Thursday, January 16, 2014

To Clinical Trial or not to Clinical Trial, Or I Am Not A Number

  Today started out lovely, peaceful and relaxing. I had nowhere to be until 2:00 for my haircut. I stayed in bed, listening to Howard Stern and reading the Washington Post. 
  At around 10:30, I received the call I had been waiting for. A nurse wanted to do a quick medical history (not always so quick with me) and see if I would qualify for a clinical trial. My wonderful medical oncologist Dr. Smith wants to put me on a drug called Letrozole to try to shrink the tumors in my liver. I've been not-so-patiently waiting for a call from the Clinical Trial, to start taking an experimental drug along with the Letrozole, that is supposed to enhance the positive effects of the Letrozole.
  After 40+ minutes of rehashing my ailments and my late mother's ailments, I was told they would be in touch if I was indeed a candidate for the study. The nurse was lovely, but spoke of additional tests before any pill would hit my mouth "Two Weeks, Three Weeks..."
  I had already been anxious about getting started on treatment. My January 10th oophorectomy was already part of my treatment, and supposed to help shrink the tumors. My tumor marker blood test, the one that jumped some 350 points to 400 (which is what led us to my diagnosis last month), has been nothing but going up since last month.  On January 3rd, the number jumped to 500. Yesterday, they told me the blood they took on the 14th was 619.  I seriously started to wonder if the cancer was totally overtaking my body. 
  Yesterday at 4:30, I decided to ask anyone that might still be in Dr. Smith's office how concerned I should be about the escalating numbers. I walked into the office and asked if anyone might still be in to answer my questions. Suzie, Dr. Smith's fantastic Head Nurse, came out to talk to me for at least ten minutes.  She told me I just had my surgery, and they weren't concerned about the numbers.  What would be alarming would be if the numbers doubled, and I was nowhere near that.  I left Dr. Smith's office feeling calm, and slept better last night than I had in ages. 
  This morning, after I said goodbye to the Clinical Trial nurse, I thought about a few things:
--the pace of the clinical trial was concerning me
--I hated the thought of additional tests at another hospital, and either not qualifying or ending up with the placebo.
--I have the utmost faith in my medical oncologist, and after my "drop-in" yesterday, I was touched by the kindness of his staff.
  The phone rang again and it was another nurse to schedule me for an appointment with the Clinical Trial. I thanked her but said I was no longer interested in participating in the Study. Then I called Dr. Smith's office to tell them I was not pursuing the study, and wanted to get started right away on the Letrozole. 
  Two hours later, Dr. Smith called and asked me what changed my mind.
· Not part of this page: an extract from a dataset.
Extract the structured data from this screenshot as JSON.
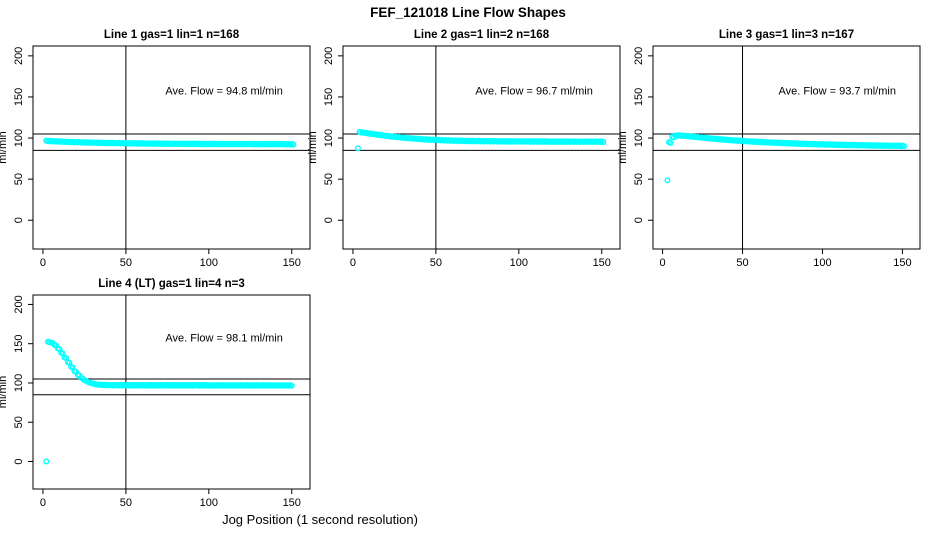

I told him the pace was bothering me, I didn't want to be a number, and if I had to make several trips to Georgetown, I would prefer a spin through Kate Spade, a cocktail, and to look at the Potomac. He said he was happy to treat me. I told him I was happy to have him treat me.
  Other things to make me happy today:
  I love my new haircut. Brenda at PR at Partners Mazza Gallerie is a joyful, super-talented bundle of creativity.


  My fellow Board Members of the Washington Area Concierge Association sent me and The Big Guy a delicious Pete's New Haven pie for dinner tonight.

  Today I have felt happy and more empowered than I have for a long time.